Identification of novel BRCA1 large genomic rearrangements by a computational algorithm of amplicon-based Next-Generation Sequencing data

PeerJ. 2019 Nov 15:7:e7972. doi: 10.7717/peerj.7972. eCollection 2019.

Abstract

Background: Genetic testing for BRCA1/2 germline mutations in hereditary breast/ovarian cancer patients requires screening for single nucleotide variants, small insertions/deletions and large genomic rearrangements (LGRs). These studies have long been run by Sanger sequencing and multiplex ligation-dependent probe amplification (MLPA). The recent introduction of next-generation sequencing (NGS) platforms dramatically improved the speed and the efficiency of DNA testing for nucleotide variants, while the possibility to correctly detect LGRs by this mean is still debated. The purpose of this study was to establish whether and to which extent the development of an analytical algorithm could help us translating NGS sequencing via an Ion Torrent PGM platform into a tool suitable to identify LGRs in hereditary breast-ovarian cancer patients.

Methods: We first used NGS data of a group of three patients (training set), previously screened in our laboratory by conventional methods, to develop an algorithm for the calculation of the dosage quotient (DQ) to be compared with the Ion Reporter (IR) analysis. Then, we tested the optimized pipeline with a consecutive cohort of 85 uncharacterized probands (validation set) also subjected to MLPA analysis. Characterization of the breakpoints of three novel BRCA1 LGRs was obtained via long-range PCR and direct sequencing of the DNA products.

Results: In our cohort, the newly defined DQ-based algorithm detected 3/3 BRCA1 LGRs, demonstrating 100% sensitivity and 100% negative predictive value (NPV) (95% CI [87.6-99.9]) compared to 2/3 cases detected by IR (66.7% sensitivity and 98.2% NPV (95% CI [85.6-99.9])). Interestingly, DQ and IR shared 12 positive results, but exons deletion calls matched only in five cases, two of which confirmed by MLPA. The breakpoints of the 3 novel BRCA1 deletions, involving exons 16-17, 21-22 and 20, have been characterized.

Conclusions: Our study defined a DQ-based algorithm to identify BRCA1 LGRs using NGS data. Whether confirmed on larger data sets, this tool could guide the selection of samples to be subjected to MLPA analysis, leading to significant savings in time and money.

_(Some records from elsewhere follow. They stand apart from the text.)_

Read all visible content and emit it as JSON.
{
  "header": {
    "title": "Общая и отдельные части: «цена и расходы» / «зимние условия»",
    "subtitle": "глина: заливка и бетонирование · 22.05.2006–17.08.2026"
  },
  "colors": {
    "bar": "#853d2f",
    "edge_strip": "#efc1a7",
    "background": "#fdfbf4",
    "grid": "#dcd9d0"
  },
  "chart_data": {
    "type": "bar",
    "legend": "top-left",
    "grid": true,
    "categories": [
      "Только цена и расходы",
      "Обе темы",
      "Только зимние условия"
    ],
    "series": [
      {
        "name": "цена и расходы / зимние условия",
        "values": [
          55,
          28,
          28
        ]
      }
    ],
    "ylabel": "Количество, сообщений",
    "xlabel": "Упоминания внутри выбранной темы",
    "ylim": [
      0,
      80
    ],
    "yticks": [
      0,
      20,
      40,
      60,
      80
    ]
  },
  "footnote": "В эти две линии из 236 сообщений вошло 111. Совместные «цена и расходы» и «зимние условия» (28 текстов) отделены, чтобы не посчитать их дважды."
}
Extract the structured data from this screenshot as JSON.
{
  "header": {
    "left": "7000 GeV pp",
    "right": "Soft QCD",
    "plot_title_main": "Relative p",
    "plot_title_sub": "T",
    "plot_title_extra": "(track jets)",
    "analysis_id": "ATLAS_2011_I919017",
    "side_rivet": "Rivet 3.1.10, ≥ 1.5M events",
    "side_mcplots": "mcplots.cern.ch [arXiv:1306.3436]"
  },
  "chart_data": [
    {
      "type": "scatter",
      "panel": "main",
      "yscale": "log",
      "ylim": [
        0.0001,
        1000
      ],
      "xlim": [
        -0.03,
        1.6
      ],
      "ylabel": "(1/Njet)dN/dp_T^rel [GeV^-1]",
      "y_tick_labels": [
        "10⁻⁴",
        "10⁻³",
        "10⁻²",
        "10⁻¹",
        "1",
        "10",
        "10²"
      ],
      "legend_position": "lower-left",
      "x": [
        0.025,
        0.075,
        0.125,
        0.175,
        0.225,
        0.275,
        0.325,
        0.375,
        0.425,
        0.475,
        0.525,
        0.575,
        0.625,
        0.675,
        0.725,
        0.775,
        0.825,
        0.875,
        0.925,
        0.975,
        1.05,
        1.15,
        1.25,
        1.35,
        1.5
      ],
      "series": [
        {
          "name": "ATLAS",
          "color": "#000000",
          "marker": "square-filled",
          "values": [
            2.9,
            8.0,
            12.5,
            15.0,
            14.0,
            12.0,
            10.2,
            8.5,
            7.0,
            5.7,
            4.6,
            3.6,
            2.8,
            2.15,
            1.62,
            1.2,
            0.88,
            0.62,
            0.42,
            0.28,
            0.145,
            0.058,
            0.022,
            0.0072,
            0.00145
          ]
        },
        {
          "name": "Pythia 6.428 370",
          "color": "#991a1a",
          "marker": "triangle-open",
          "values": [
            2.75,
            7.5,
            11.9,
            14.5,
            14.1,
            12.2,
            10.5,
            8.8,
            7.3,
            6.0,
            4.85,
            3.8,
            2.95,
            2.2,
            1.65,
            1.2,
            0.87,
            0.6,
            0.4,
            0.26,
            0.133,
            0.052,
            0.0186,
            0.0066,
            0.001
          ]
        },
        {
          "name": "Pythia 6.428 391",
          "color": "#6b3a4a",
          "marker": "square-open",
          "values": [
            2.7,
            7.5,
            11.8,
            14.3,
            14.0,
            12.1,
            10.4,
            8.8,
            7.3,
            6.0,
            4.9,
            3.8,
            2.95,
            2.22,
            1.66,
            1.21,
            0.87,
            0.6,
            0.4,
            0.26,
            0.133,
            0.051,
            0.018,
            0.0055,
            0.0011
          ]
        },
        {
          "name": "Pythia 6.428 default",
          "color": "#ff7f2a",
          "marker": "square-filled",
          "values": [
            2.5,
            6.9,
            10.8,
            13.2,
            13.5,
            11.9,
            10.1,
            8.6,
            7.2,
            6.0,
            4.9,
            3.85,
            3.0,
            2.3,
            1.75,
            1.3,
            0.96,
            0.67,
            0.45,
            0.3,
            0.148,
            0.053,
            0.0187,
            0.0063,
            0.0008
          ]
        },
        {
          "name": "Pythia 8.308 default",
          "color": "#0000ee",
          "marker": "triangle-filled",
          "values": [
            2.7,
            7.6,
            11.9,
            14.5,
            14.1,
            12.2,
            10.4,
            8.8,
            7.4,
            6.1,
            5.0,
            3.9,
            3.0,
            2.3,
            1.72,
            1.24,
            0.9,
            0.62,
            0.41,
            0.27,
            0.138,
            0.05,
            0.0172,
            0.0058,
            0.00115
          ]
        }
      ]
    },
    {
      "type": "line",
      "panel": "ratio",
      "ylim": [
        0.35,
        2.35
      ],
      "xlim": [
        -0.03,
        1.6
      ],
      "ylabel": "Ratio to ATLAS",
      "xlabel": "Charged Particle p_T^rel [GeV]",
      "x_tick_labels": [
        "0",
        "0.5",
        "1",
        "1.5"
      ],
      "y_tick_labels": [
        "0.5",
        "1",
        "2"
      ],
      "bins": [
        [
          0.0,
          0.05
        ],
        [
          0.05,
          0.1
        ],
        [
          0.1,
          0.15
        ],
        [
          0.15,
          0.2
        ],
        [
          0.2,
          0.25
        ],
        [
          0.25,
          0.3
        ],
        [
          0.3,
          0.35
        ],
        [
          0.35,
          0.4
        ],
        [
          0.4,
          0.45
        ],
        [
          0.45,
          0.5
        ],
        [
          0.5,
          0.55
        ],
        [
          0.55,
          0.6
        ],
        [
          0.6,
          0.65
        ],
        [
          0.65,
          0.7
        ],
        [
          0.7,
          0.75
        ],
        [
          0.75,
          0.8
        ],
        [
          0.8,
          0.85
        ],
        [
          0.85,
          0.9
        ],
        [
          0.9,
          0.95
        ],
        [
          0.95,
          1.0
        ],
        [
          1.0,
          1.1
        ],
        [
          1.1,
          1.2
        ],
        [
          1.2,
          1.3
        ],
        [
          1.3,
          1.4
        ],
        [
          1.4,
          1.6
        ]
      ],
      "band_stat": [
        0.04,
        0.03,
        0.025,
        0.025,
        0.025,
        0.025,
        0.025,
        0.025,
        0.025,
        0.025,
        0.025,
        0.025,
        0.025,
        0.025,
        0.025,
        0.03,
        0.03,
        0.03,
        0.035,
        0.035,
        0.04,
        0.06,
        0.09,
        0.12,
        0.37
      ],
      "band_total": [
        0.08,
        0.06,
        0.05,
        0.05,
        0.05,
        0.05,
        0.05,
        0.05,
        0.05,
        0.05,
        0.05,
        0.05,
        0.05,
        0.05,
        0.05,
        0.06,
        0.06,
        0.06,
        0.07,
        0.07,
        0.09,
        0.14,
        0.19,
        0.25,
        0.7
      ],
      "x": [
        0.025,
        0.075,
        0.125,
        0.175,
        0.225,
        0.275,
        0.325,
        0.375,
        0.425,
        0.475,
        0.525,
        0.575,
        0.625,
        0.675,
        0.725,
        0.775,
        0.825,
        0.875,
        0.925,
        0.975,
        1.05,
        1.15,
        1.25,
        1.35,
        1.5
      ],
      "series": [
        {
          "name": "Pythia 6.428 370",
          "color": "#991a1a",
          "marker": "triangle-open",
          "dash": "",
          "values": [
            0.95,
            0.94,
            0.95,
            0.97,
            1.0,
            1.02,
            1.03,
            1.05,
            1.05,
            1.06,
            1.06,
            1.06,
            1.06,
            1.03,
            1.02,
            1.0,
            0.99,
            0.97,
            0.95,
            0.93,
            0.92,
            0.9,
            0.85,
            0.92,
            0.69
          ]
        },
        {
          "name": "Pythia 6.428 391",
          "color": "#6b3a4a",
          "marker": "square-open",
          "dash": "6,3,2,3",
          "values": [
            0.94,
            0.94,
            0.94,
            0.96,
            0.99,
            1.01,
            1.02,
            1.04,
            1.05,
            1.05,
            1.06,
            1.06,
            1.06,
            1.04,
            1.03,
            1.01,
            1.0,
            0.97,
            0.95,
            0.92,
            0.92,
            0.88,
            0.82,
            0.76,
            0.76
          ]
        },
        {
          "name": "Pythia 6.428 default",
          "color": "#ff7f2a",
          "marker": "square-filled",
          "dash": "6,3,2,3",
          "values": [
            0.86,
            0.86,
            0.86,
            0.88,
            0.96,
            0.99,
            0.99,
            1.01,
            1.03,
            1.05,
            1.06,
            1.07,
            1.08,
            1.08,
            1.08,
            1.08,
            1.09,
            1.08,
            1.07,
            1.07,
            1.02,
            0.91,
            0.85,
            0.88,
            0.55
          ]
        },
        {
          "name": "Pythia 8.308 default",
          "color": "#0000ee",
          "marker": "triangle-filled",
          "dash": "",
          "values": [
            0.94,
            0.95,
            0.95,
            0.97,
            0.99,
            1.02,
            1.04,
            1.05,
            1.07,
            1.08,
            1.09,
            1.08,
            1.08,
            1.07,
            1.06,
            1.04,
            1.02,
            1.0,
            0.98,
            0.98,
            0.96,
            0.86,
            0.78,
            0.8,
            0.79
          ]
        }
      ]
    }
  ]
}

Keywords: Analytical validation; BRCA1 LGRs; DQ analysis; Deep coverage; MLPA; NGS.

Grants and funding

This work was supported by the Italian Ministry of Education, Universities and Research—Dipartimenti di Eccellenza—L. 232/2016; Associazione Italiana per la Ricerca sul Cancro (AIRC) grant IG17734, Italian Ministry of University and Research, PRIN projects, and Istituto Pasteur-Fondazione Cenci Bolognetti (to Giuseppe Giannini); Francesca Fabretti is the recipient of a fellowship of the PhD Programme in Tecnologie Biomediche in Medicina Clinica, University La Sapienza. The funders had no role in study design, data collection and analysis, decision to publish, or preparation of the manuscript.